Chegamos ao endereço. Ah! Caro leitor, fiquei perplexa ante a robustez da paisagem. Uma alameda verdejante abria caminho para o condomínio. Fomos transportados para outro cenário. Deu-me a sensação de que estávamos em etéreas plagas. Passamos pela guarita sem problemas. Apenas um sinal com a cabeça da minha companheira, a passagem foi liberada. Paramos no número setenta e quatro. Esplêndida mansão. A mulher que até esse momento não me dissera nada, nem seu nome, olhou para mim e esboçou um suave sorriso. Pensei que fosse me convidar par descer; estava curiosa e apreensiva. Mas, no momento em que ia ajudá-la a descer do carro, olhei para o banco do carona e não havia ninguém. Olhei em volta. Nada. Para onde ela fora? Entrara na casa? Tudo era silêncio. Não se ouvia nenhum barulho, apenas o farfalhar das folhas ao toque do vento. Era um lugar bonito, mas àquela hora, inspirava em mim uma sensação estranha, um medo de que estava sendo vigiada, de que alguém iria impedir-me de sair... Fiquei concentrada por alguns segundos, olhei para o lado e nada. Olhei mais uma vez para o banco do carona. Estava vazio. Que sensação horrível! E pensei comigo mesma: “tenho de sair daqui o mais depressa possível”. Quando ia ligar o carro, dei com os olhos num papel no banco vazio. Tremia, estava nervosa, mas mesmo assim consegui ler: “Volte em paz e o Senhor pagará em dobro esse ato de bondade”. Aliviada com a leitura, saí às pressas do condomínio e ganhei a avenida principal que me trazia de volta a casa.
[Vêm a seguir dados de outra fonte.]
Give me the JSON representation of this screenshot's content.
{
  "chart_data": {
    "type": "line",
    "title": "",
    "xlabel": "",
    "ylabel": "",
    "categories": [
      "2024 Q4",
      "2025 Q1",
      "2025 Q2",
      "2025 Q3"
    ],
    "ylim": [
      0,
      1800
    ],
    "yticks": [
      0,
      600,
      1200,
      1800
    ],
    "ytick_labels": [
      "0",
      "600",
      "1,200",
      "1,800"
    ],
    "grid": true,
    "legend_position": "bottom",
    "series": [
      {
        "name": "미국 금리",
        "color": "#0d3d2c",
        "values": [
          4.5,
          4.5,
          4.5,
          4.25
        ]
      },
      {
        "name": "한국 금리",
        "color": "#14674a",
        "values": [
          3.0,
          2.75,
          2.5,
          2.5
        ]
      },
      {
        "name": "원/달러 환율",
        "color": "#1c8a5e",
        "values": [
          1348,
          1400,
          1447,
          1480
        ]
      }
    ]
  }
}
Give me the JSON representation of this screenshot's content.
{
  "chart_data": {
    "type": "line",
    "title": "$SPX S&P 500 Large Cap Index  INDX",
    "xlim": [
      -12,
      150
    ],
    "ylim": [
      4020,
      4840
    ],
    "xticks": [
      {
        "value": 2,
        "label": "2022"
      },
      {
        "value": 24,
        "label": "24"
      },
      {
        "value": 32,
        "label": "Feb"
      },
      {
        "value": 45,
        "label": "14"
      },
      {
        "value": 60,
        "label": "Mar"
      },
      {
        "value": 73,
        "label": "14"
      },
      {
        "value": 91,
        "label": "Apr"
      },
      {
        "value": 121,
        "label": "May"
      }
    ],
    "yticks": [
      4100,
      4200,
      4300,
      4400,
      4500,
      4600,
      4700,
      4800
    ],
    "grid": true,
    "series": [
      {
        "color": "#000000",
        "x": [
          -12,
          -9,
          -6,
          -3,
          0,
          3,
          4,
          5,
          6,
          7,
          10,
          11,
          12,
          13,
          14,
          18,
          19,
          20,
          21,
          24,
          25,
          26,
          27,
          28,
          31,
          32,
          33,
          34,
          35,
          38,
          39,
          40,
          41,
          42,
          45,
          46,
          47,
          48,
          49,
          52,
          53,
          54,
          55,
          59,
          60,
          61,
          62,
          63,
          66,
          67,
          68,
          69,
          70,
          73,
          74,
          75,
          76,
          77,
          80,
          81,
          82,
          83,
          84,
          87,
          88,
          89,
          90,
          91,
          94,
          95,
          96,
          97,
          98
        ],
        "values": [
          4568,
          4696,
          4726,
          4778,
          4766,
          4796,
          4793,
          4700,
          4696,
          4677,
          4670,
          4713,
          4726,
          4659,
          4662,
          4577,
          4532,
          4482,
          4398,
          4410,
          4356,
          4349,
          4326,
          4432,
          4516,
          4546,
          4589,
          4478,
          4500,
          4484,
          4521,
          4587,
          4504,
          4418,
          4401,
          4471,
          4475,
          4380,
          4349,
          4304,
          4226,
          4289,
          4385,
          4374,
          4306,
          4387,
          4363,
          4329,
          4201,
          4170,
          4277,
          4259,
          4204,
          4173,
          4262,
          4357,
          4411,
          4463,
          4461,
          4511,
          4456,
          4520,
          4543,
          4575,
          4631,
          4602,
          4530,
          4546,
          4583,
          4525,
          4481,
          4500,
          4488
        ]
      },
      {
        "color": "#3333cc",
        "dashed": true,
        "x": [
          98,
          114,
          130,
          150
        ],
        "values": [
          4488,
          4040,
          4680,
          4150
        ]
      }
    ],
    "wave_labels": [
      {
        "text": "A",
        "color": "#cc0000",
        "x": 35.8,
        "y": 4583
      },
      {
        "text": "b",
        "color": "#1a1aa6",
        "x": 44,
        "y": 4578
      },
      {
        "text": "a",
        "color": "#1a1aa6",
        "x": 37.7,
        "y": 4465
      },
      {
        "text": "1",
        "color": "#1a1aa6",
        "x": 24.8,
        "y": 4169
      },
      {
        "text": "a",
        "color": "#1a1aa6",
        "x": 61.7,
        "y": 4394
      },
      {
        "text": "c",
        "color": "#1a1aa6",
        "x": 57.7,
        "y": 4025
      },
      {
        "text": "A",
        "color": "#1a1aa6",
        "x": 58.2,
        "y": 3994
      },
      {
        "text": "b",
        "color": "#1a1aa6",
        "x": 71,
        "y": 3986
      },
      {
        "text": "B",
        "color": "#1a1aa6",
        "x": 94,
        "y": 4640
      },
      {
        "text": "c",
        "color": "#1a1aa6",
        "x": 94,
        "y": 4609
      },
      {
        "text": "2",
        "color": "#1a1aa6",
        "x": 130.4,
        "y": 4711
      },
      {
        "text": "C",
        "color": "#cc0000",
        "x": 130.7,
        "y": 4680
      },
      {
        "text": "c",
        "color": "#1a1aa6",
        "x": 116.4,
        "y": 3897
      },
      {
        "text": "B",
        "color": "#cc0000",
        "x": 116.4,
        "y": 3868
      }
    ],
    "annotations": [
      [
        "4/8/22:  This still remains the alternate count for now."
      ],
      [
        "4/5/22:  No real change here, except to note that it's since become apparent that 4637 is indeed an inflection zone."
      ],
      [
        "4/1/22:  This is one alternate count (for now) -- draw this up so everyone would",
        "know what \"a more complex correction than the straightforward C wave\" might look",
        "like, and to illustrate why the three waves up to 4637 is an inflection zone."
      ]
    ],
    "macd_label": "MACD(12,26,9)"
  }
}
A noite foi longa e agitada. Não disse nada a ninguém para não causar medo ou apreensão. No dia seguinte, li a manchete do jornal da manhã: Milionária da Mansão das Bromélias é salva, misteriosamente, de um assalto em sua residência, ontem, às 18h30min.
Fiquei estática. Era justamente onde fora, levando uma indigente e exatamente a essas horas... Um mal-estar tomou conta de mim e não continuei a leitura.
Mais tarde, após o susto, procurei acompanhar o caso e fiquei sabendo dos detalhes: a polícia apareceu ao local a chamado de uma senhora que não quis se identificar e não encontrou nenhum assaltante. Estava sentada e amarrada a uma cadeira, a dona da casa que, sob estado de choque, falava de uma mulher que aparecera na hora em que dois homens apontavam-lhe uma arma. Depois, não viu mais nada, nem teve condições de avisar à polícia.
Após revisar toda a mansão, a Delegacia registra o caso como insólito.